Tool log memory records every tool invocation with complete details about inputs, outputs, execution status, and timing. Unlike the toolbox (which stores tool definitions), tool log captures the actual execution history, creating a chronological record of what tools were used, when, and with what results.

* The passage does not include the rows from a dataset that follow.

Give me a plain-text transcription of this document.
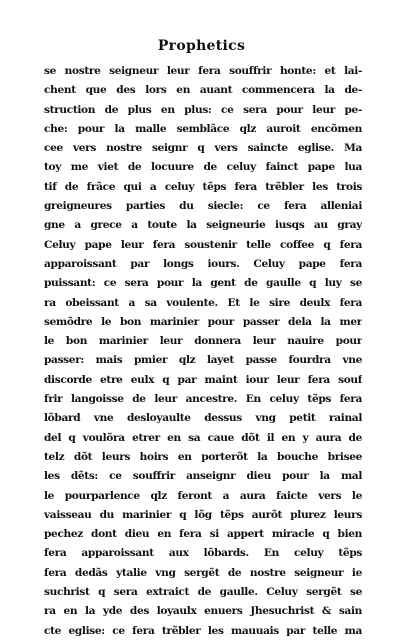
Prophetics
se nostre seigneur leur fera souffrir honte: et lai-
chent que des lors en auant commencera la de-
struction de plus en plus: ce sera pour leur pe-
che: pour la malle semblãce qlz auroit encõmen
cee vers nostre seignr q vers saincte eglise. Ma
toy me viet de locuure de celuy fainct pape lua
tif de frãce qui a celuy tẽps fera trẽbler les trois
greigneures parties du siecle: ce fera alleniai
gne a grece a toute la seigneurie iusqs au gray
Celuy pape leur fera soustenir telle coffee q fera
apparoissant par longs iours. Celuy pape fera
puissant: ce sera pour la gent de gaulle q luy se
ra obeissant a sa voulente. Et le sire deulx fera
semõdre le bon marinier pour passer dela la mer
le bon marinier leur donnera leur nauire pour
passer: mais pmier qlz layet passe fourdra vne
discorde etre eulx q par maint iour leur fera souf
frir langoisse de leur ancestre. En celuy tẽps fera
lõbard vne desloyaulte dessus vng petit rainal
del q voulõra etrer en sa caue dõt il en y aura de
telz dõt leurs hoirs en porterõt la bouche brisee
les dẽts: ce souffrir anseignr dieu pour la mal
le pourparlence qlz feront a aura faicte vers le
vaisseau du marinier q lõg tẽps aurõt plurez leurs
pechez dont dieu en fera si appert miracle q bien
fera apparoissant aux lõbards. En celuy tẽps
fera dedãs ytalie vng sergẽt de nostre seigneur ie
suchrist q sera extraict de gaulle. Celuy sergẽt se
ra en la yde des loyaulx enuers Jhesuchrist & sain
cte eglise: ce fera trẽbler les mauuais par telle ma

This memory type excels at:

  • Execution tracking: Complete audit trail of all tool invocations
  • Error debugging: Detailed records of failures with error messages
  • Performance monitoring: Track execution duration and success rates
  • Usage analytics: Understand which tools are used most frequently
  • Learning from history: Discover successful tool usage patterns

The ordered nature of tool logs makes them ideal for temporal analysis, debugging sequences of actions, and understanding the chronological flow of agent behavior.

When to Use

Use tool log memory to:

  • Debug tool failures: Review what went wrong with specific tool executions
  • Track execution history: Maintain a complete audit trail for compliance or analysis
  • Monitor performance: Identify slow or unreliable tools
  • Learn patterns: Discover which tool sequences lead to success
  • Provide user transparency: Show users what actions the agent took
  • Analyze tool usage: Generate statistics on tool popularity and reliability

Tool log is essential for production agents where observability and debugging are critical.

Storage Strategy

  • Backend: SQL (ordered, sequential access)
  • Default k: 10 results (logs are numerous, so moderate retrieval)
  • Embeddings: No (logs are accessed chronologically or by exact match)
  • Ordered: Yes (temporal ordering is fundamental to logs)
  • Thread isolation: Logs can be scoped to conversation threads

Schema

Each tool log entry includes:

FieldTypeRequiredDescription
tool_namestringYesName of the executed tool
statusstringYesExecution status: "success", "error", "timeout"
inputobjectNoInput parameters passed to the tool
outputobjectNoOutput result from the tool
duration_msintegerNoExecution duration in milliseconds
errorstringNoError message if status is "error"
thread_idstringNoConversation thread if applicable

Additional fields are stored in the metadata dictionary.

API Methods

Logging Tool Executions

async def add_tool_log(
thread_id: str,
tool_name: str,
args: dict[str, Any],
result: str,
status: str,
) -> str:
"""
Log a tool execution.

Args:
thread_id: The conversation thread ID
tool_name: Name of the executed tool
args: Arguments passed to the tool
result: Result or output from the tool
status: Execution status ("success", "error", "timeout")

Returns:
The ID of the created log entry
"""

async def log_tool_execution(
tool_name: str,
input_params: dict[str, Any],
output_result: dict[str, Any] | None = None,
success: bool = True,
duration_ms: int | None = None,
error: str | None = None,
) -> str:
"""
Log a tool execution with detailed parameters.

Args:
tool_name: Name of the tool executed
input_params: Input parameters passed to the tool
output_result: Output result from the tool
success: Whether the execution was successful
duration_ms: Duration in milliseconds
error: Error message if execution failed

Returns:
The ID of the created log entry
"""

Retrieving Logs

async def get_tool_log(
thread_id: str,
limit: int = 20,
) -> list[MemoryUnit]:
"""
Retrieve tool execution log for a thread.

Args:
thread_id: The conversation thread ID
limit: Maximum number of log entries to retrieve

Returns:
List of tool log MemoryUnit objects, ordered from oldest to newest
"""

async def search_tool_logs(
query: str,
k: int = 10,
) -> list[MemoryUnit]:
"""
Search tool execution logs.

Args:
query: Search query (tool name or partial match)
k: Number of results to return

Returns:
List of matching tool log memory units
"""

Examples

Basic Tool Execution Logging

from memharness import MemoryHarness
import time

harness = MemoryHarness(backend="sqlite:///memory.db")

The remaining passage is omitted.